Were it not for the issues that make Murra’s life hell, home might have been a pretty cool place. A cottage painted in the vibrant colours of the region, turquoise blue and burnt orange, with a scarlet bougainvillea out front, and the sea on one side and the road out on the other. Sweet As is set in the remote Pilbara of western Australia, a region where the filmmaker, Jub Clerc, grew up. The highlight of its astounding landscapes captured by cinematographer  Katie Milwright, is beautiful Karijini Gorge.

Sweet As is inspired by Clerc’s own experiences as an at-risk Indigenous adolescent growing up between Broome and Port Hedland.

At a critical point in her young life, the director was sent on a ‘photo safari’ too

After a camera was put into her hands, it changed her life. This first feature film, after working in the industry on various projects, was invited to film festivals around Australia last year, and became the first Australian feature to win an award for Asian cinema at the Toronto International Film Festival. The film’s screenplay is a collaboration between Clerc and Steve Rodgers.

Despite the risks she faces, Murra doesn’t welcome a change when Ian, an uncle in this region where everyone is related, intervenes. He signs her up for a seven-day field trip in the Pilbara with three other teens who are also at-risk. It’s a mixed-race combo of family dysfunction that is sketched in as each of the teenagers are dropped off at the bus, and into the charge of Mitch (Tasma Walton) and Fernando, the volunteer team leaders.

The first thing they must do is hand in their mobile phones. In exchange they are each given a camera, with instructions from stills photography expert Fernando (Carlos Sanson Jr) to take the time to capture images that tell a story. Early on, Murra steals a shot of Fernando that she inscribes with the caption ‘Luberly Thing’. Her attraction for the Nicaraguan-born outsider is one of the running themes that drives the narrative.
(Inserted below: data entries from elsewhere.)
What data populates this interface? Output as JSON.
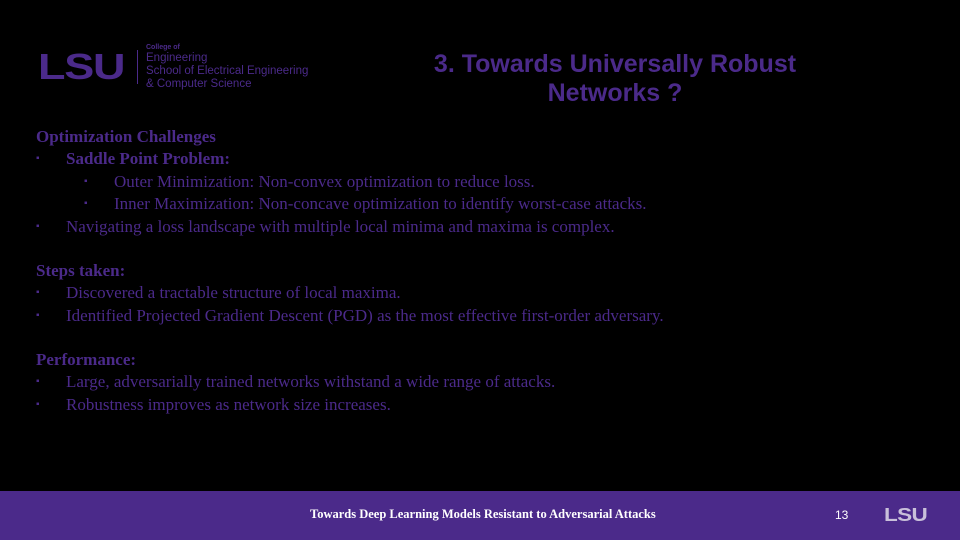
{
  "logo": {
    "mark": "LSU",
    "college_line1": "College of",
    "college_line2": "Engineering",
    "school_line1": "School of Electrical Engineering",
    "school_line2": "& Computer Science"
  },
  "title_line1": "3. Towards Universally Robust",
  "title_line2": "Networks ?",
  "sections": [
    {
      "heading": "Optimization Challenges",
      "bullets": [
        {
          "text": "Saddle Point Problem:",
          "level": 1,
          "bold": true
        },
        {
          "text": "Outer Minimization: Non-convex optimization to reduce loss.",
          "level": 2
        },
        {
          "text": "Inner Maximization: Non-concave optimization to identify worst-case attacks.",
          "level": 2
        },
        {
          "text": "Navigating a loss landscape with multiple local minima and maxima is complex.",
          "level": 1
        }
      ]
    },
    {
      "heading": "Steps taken:",
      "bullets": [
        {
          "text": "Discovered a tractable structure of local maxima.",
          "level": 1
        },
        {
          "text": "Identified Projected Gradient Descent (PGD) as the most effective first-order adversary.",
          "level": 1
        }
      ]
    },
    {
      "heading": "Performance:",
      "bullets": [
        {
          "text": "Large, adversarially trained networks withstand a wide range of attacks.",
          "level": 1
        },
        {
          "text": "Robustness improves as network size increases.",
          "level": 1
        }
      ]
    }
  ],
  "bullet_marker": "▪",
  "footer": {
    "text": "Towards Deep Learning Models Resistant to Adversarial Attacks",
    "page_number": "13",
    "logo": "LSU"
  },
  "colors": {
    "background": "#000000",
    "accent_purple": "#4b2a8a",
    "footer_text": "#ffffff"
  }
}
Barnes-Cowan, whose credits include the terrific TV series Total Control, is strong and persuasive in her lead role here, conveying much with a stern look and a light touch. She and the other young actors bring a touching authenticity to their characters, struggling with various painful kinds of angst. Like the relationship that Mikayla Levy’s Kylie has with an older man who may be her mother’s partner or lover, and the demons that Andrew Wallace’s Sean is dealing with. The playful, party persona of Pedrea Jackson’s Elvis obviously masks trauma too.
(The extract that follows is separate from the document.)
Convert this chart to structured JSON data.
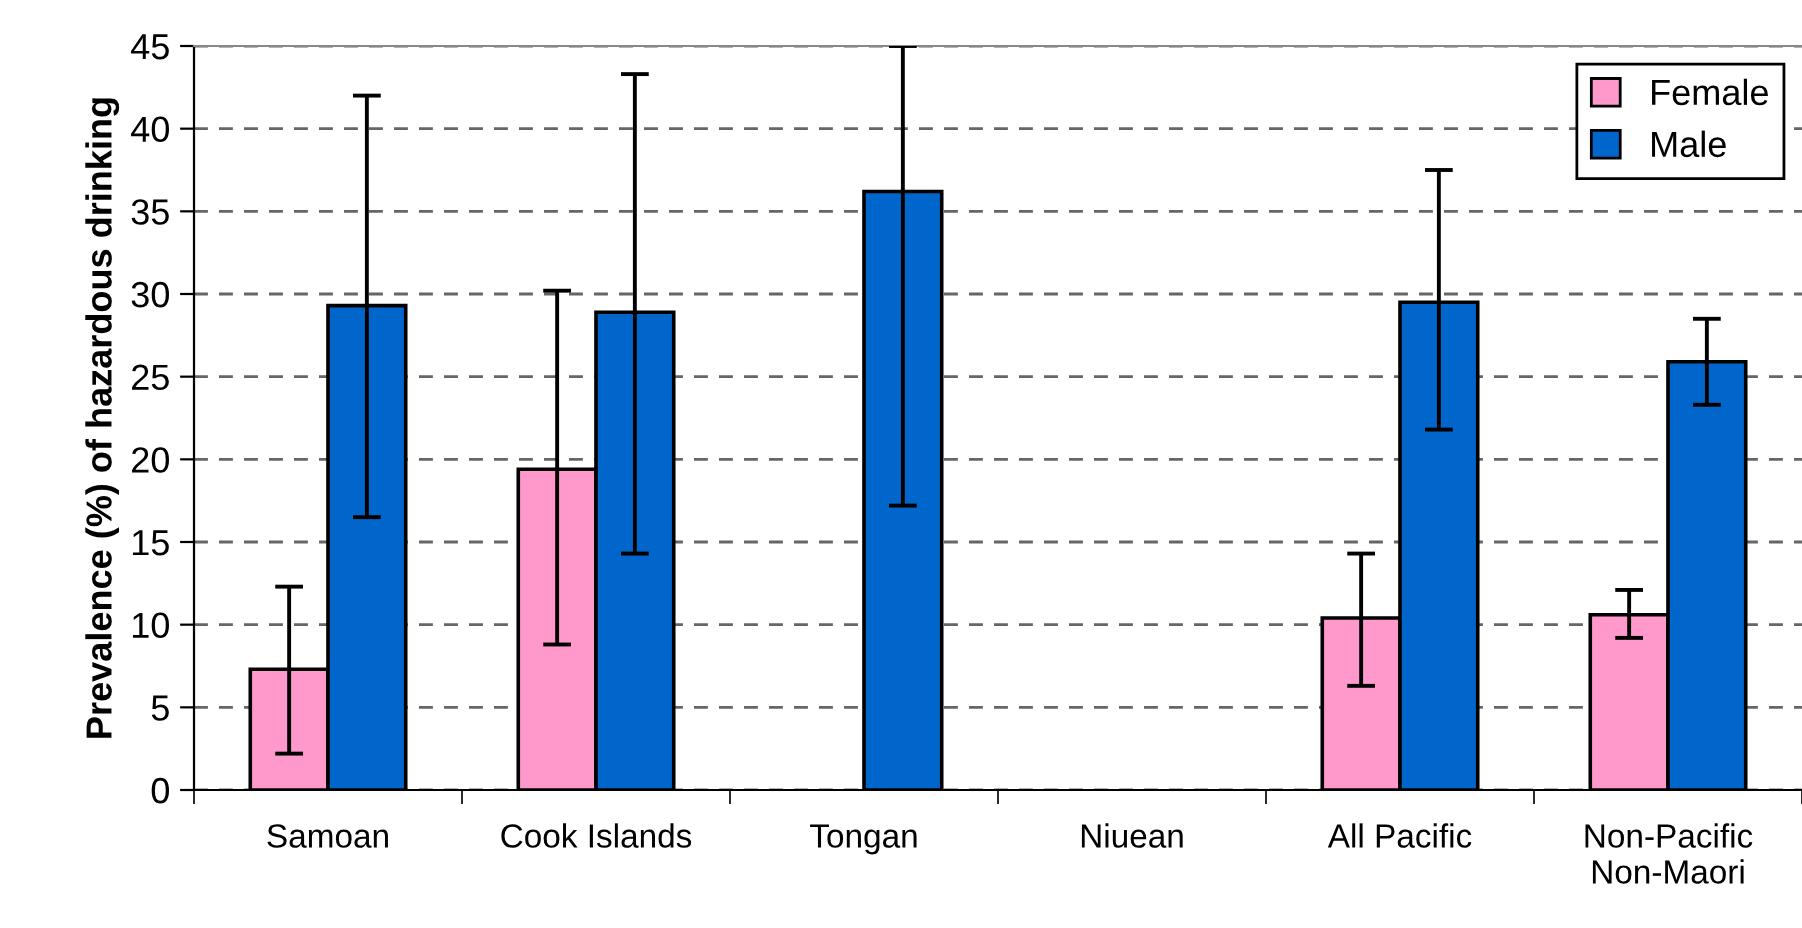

The risks out-of-control kids run are referenced, but never followed through, in this tender, hopeful story

Along the way, when Murra manages to get a passing construction worker to buy her cheap cask wine, it’s clear she has done that kind of thing before. Fuelled with goon, the kids leave Mitch and Fernando behind at their motel and run riot at some local parks and swimming pool, before the hi-jinks begin to put the girls in jeopardy.

As payback for their mischief, the team leaders drive off without warning, leaving the teens alone for a day and night, forcing them to draw on their survival and teamwork skills to pull through. And, of course, they do.

It may sound predictable, and the upward inflection at the end may seem a stretch in a region blighted with youth and community issues, however a fresh and assured perspective that takes audiences on a road trip through the magnificent North-West has its place too.